You can also use a tool like 1Password or LastPass to store all of your passwords so that you don’t have to be able to remember them with every website you use. This will also help you avoid having any sensitive data stored on an unsecured device.
Change your Banking Information
Using the steps above, you can change your phone number and email address — but it’s a lot more difficult to change your banking information.
However, there are other ways to prevent someone from accessing sensitive financial information. For example, you can use a credit card instead of a debit card.
You also may want to open up an account with TD Bank which allows you to open an account with no minimum balance and withdraw up to $500 cash per day at ATMs in the U.S. (but this may not be the best option for you depending on your current bank and other possible locations.)
Change your Social Security Number
Most people don’t know this, but there’s no way to change your Social Security number — but you can file a new application for one and get a new number that’s not associated with you.

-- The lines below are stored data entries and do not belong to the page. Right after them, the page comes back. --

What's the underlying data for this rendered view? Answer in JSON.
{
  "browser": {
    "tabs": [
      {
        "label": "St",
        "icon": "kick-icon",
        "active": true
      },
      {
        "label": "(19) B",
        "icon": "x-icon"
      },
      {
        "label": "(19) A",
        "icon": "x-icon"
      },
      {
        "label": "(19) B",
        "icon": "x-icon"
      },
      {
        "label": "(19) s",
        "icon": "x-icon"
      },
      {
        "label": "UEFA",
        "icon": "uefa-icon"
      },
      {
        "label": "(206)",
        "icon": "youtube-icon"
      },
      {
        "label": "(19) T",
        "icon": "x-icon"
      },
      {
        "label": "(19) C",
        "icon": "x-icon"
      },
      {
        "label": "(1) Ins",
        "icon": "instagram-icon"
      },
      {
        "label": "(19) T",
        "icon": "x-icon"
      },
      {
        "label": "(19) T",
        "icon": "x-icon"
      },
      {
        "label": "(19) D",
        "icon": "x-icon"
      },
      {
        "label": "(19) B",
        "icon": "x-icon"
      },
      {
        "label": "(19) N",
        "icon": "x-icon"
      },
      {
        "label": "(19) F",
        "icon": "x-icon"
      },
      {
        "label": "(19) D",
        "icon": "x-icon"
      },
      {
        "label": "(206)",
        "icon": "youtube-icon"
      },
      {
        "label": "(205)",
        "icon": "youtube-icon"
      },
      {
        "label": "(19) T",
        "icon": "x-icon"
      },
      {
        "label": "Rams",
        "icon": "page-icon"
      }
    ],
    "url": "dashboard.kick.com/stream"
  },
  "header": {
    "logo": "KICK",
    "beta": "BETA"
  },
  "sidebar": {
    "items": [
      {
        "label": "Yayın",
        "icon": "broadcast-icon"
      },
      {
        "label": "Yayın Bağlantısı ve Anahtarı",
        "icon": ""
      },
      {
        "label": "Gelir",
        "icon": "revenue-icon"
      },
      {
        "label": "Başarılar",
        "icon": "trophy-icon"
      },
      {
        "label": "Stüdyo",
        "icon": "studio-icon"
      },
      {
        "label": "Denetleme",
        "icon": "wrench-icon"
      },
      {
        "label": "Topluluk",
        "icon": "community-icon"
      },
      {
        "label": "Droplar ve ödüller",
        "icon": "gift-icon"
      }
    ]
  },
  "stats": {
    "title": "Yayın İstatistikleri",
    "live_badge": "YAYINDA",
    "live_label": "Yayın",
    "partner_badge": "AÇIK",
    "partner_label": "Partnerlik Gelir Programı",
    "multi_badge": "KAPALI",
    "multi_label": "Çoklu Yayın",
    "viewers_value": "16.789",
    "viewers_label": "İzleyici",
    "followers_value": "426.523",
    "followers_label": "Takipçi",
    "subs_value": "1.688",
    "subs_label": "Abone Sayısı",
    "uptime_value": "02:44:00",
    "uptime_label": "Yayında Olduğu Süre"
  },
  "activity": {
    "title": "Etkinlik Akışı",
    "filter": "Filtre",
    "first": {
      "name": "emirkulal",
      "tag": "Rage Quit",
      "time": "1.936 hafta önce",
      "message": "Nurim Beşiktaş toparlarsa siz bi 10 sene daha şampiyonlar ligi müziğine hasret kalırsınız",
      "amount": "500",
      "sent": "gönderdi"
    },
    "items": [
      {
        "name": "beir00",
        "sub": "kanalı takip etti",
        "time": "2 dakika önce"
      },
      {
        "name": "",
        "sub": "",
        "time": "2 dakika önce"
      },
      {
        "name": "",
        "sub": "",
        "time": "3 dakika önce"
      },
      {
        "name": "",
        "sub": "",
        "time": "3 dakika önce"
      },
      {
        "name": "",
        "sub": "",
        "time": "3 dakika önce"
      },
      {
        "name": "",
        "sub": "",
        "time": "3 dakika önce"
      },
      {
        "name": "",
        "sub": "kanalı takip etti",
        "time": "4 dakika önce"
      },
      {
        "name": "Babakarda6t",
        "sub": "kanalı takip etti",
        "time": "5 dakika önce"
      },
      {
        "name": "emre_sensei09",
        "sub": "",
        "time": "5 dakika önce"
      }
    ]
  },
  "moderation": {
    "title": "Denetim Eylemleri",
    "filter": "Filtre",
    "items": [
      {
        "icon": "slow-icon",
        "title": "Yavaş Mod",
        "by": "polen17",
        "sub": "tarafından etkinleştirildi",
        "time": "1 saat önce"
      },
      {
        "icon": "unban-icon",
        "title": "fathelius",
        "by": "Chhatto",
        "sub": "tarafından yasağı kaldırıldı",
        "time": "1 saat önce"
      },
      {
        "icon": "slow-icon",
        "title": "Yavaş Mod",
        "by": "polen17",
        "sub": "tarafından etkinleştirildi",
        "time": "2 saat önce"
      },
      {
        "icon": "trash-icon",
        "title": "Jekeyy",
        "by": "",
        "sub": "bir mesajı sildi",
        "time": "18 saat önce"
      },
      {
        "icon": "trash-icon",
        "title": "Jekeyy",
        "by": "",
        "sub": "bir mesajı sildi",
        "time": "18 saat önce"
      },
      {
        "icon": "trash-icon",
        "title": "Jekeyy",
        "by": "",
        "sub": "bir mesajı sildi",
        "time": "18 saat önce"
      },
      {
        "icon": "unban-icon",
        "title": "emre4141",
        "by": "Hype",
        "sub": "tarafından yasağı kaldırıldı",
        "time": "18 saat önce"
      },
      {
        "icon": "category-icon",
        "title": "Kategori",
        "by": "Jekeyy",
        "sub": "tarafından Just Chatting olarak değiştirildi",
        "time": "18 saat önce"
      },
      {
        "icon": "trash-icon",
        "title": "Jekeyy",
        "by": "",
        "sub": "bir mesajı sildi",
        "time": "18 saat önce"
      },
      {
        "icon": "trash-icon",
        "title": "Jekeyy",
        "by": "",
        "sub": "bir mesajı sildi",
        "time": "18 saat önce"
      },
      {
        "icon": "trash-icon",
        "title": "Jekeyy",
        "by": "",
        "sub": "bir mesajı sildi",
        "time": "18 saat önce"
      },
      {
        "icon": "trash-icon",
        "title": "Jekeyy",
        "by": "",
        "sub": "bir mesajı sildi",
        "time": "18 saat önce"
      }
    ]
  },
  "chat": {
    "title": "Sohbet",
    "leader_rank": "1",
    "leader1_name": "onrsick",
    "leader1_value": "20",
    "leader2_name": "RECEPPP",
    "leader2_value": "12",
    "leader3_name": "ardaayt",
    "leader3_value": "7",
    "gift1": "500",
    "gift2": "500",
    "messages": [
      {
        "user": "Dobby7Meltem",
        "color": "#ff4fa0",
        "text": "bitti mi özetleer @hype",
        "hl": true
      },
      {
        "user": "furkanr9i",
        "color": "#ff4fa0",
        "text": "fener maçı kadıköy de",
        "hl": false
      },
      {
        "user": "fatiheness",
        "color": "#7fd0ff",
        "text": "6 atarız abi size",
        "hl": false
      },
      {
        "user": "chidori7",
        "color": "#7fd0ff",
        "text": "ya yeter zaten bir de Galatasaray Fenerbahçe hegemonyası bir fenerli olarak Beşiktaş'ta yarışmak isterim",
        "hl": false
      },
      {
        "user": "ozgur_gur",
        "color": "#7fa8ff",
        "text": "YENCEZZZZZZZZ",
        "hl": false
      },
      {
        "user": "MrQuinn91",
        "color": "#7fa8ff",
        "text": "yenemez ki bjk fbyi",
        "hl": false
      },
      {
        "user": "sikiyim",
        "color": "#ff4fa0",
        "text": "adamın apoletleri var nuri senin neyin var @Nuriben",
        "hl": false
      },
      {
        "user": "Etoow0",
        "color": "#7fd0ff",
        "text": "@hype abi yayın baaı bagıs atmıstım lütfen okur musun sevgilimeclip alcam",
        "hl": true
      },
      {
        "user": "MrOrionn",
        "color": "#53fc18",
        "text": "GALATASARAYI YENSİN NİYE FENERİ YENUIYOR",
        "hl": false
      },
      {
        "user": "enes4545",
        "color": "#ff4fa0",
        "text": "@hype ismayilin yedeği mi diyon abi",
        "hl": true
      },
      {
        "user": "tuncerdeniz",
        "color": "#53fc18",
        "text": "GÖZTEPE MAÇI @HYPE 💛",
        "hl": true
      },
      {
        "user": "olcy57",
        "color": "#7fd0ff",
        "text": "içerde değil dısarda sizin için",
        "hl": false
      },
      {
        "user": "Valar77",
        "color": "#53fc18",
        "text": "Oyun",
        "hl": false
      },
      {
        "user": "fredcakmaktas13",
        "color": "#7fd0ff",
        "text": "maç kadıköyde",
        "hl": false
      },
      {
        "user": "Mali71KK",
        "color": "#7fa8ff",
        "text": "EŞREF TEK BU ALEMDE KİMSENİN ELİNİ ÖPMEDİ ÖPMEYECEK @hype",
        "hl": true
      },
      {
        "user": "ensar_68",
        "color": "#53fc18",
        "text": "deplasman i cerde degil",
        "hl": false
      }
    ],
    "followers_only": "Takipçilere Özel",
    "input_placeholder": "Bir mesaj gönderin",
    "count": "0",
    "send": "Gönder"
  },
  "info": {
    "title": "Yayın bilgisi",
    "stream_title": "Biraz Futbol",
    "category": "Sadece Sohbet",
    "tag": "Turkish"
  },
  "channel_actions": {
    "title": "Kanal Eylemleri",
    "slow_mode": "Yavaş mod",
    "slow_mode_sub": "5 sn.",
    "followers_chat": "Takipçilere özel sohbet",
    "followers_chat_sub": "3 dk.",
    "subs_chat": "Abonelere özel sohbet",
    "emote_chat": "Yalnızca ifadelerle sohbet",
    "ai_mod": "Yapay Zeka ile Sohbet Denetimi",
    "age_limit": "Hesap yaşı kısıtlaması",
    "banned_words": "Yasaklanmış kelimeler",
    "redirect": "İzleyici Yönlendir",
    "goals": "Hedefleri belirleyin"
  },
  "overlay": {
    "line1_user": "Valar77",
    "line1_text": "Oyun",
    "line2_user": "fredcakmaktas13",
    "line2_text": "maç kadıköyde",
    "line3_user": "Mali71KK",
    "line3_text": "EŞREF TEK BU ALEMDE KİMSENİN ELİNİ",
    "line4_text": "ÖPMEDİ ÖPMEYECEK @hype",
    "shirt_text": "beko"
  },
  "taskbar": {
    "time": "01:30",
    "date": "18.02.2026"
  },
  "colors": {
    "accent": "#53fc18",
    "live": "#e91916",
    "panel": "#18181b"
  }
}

This can be a very difficult task though, since all information about you that include your Social Security number will also have to be changed.
It’s possible that some people who dox you may not be able to access your entire Social Security file — but they still could have enough information to find out where you live, work and other details from your application. It’s probably a good idea to make the address listed in the application match the one on your credit report.
Using the steps above, it can be very difficult for someone to dox you — but it’s not impossible. Even if you take all of the precautions you can, there are always going to be traces of information online that can be used to find you.
If someone still manages to track you down, it’s important not to try to fight back. You don’t want the situation to escalate and draw more attention to yourself. If possible, it’s better just leave the situation alone and try not to make any contact with anyone who might have doxed you.